A public health crisis like no other in living memory. Surgeons helping with medical treatment, retired clinicians coming into work, medical students being graduated early to pitch in. The COVID-19 pandemic is anything but “normal” for providers.

Then there’s the illness and death. The CDC currently reports more than 80-thousand infections and 446 deaths among health care workers from limited available data. But a joint project by Kaiser Health News and The Guardian puts the figure as of mid-June at 657 dead health care workers from COVID-19, and 20 percent of all infections in some states.

Obviously the mental and emotional impact on clinicians is large. Dr. Dennis Charney, the Dean of the Icahn School of Medicine at Mount Sinai and President for Academic Affairs for the Mount Sinai Health System, told NBC New York that they expect 25-40 percent of first responders will experience PTSD from the impact of this pandemic.

Many hospitals and practices are reaching out to their own workers to help. CRICO recently spoke with doctors on the front lines helping other providers cope, promoting professional care and offering personal support (Click below to listen to our latest edition of our monthly podcast, Safety Net.)


Click to see the full transcript.

In Boston, peer support is being added to routine workplace assistance for doctors and nurses for some institutions. At UMASS Memorial Health in Worcester, MA, clinicians in the COVID wards were contacted individually to see how they are doing.

“We all know that the hospitals in Massachusetts have been reporting significant numbers of caregivers who have gotten COVID themselves despite the PPE and the negative pressure rooms and all of the things that are done,” says Dr. Stephen Tosi, Chief Medical Officer for UMASS Memorial Health Care, a 991-bed system.

“Some physicians and advanced practice clinicians, and residents and fellows—all of whom are pitching in—some of them go home and self-quarantine in their own homes,” Dr.
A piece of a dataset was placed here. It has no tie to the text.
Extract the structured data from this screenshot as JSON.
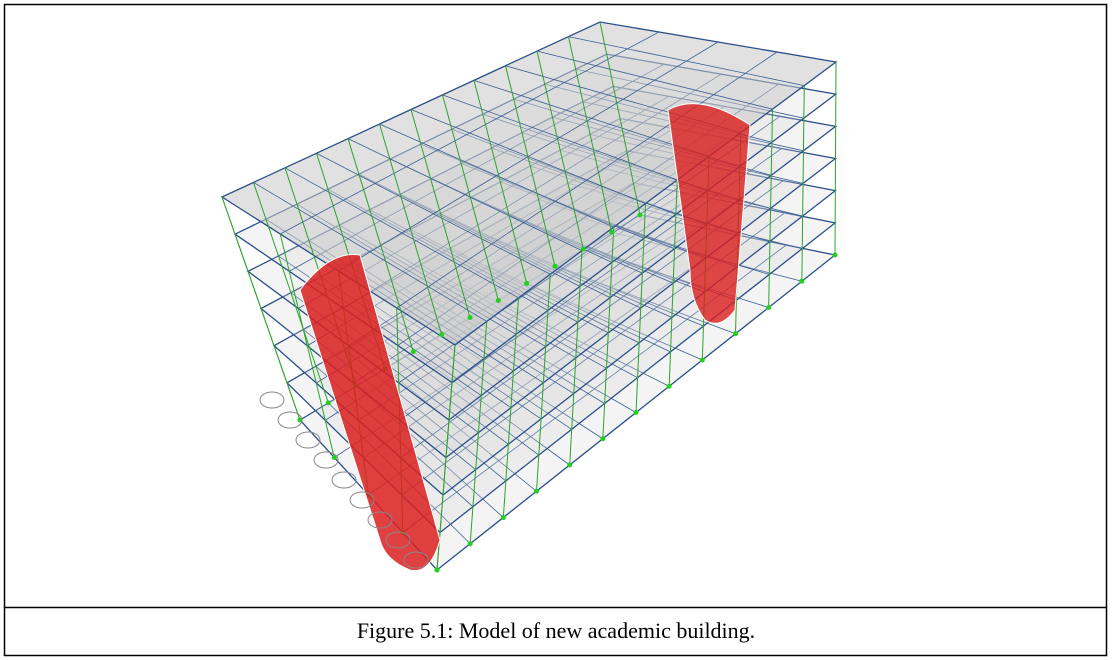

Tosi continues. “They sleep in a guest room. They sleep on a cot in the basement. They see their children through the glass of a sliding glass door because they don’t want to take the risk of bringing that home to their family.”

One doctor from Massachusetts General Hospital joined a neighbor who works in health care to set up a nation-wide free on-line counseling service for doctors and nurses. It’s called The Emotional PPE Project, and it’s up and running in nearly 40 states with 275 volunteer licensed therapists.

Dr. Daniel Sadawi-Konefka is an anesthesiologist overseeing 80-plus residents at Massachusetts General Hospital in Boston. Emotional PPE is essential for frontline COVID-19 workers, he says, because “what we’re going through now is not normal, it shouldn’t feel normal, and we can’t just press on and ignore it.”

The overriding emotion for Dr. Sadawi-Konefka and his cohorts isn’t necessarily fear, it’s sadness.

How do I pick which one of my children get to say goodbye to their mother? —Dr. Daniel Sadawi-Konefka

“I think that we’re used to, unfortunately, seeing not everyone do well, but the number of people who don’t do well is higher now than it typically is and when people die, it’s different than when they normally die. Hospital restrictions typically don’t allow a lot of people, even at end of life, and that’s really challenging. I remember a patient of mine who, it became clear that they were not going to survive and having a conversation with her husband, and he asked me, because we could only allow one person to come in, he asked me ‘how do I pick which one of my children get to say goodbye to their mother?’”

During this period of additional stress, CRICO in the Harvard system created a COVID-19 Resource page to deliver support and reassurance, and to tell members about available resources, coverage, and liability protections.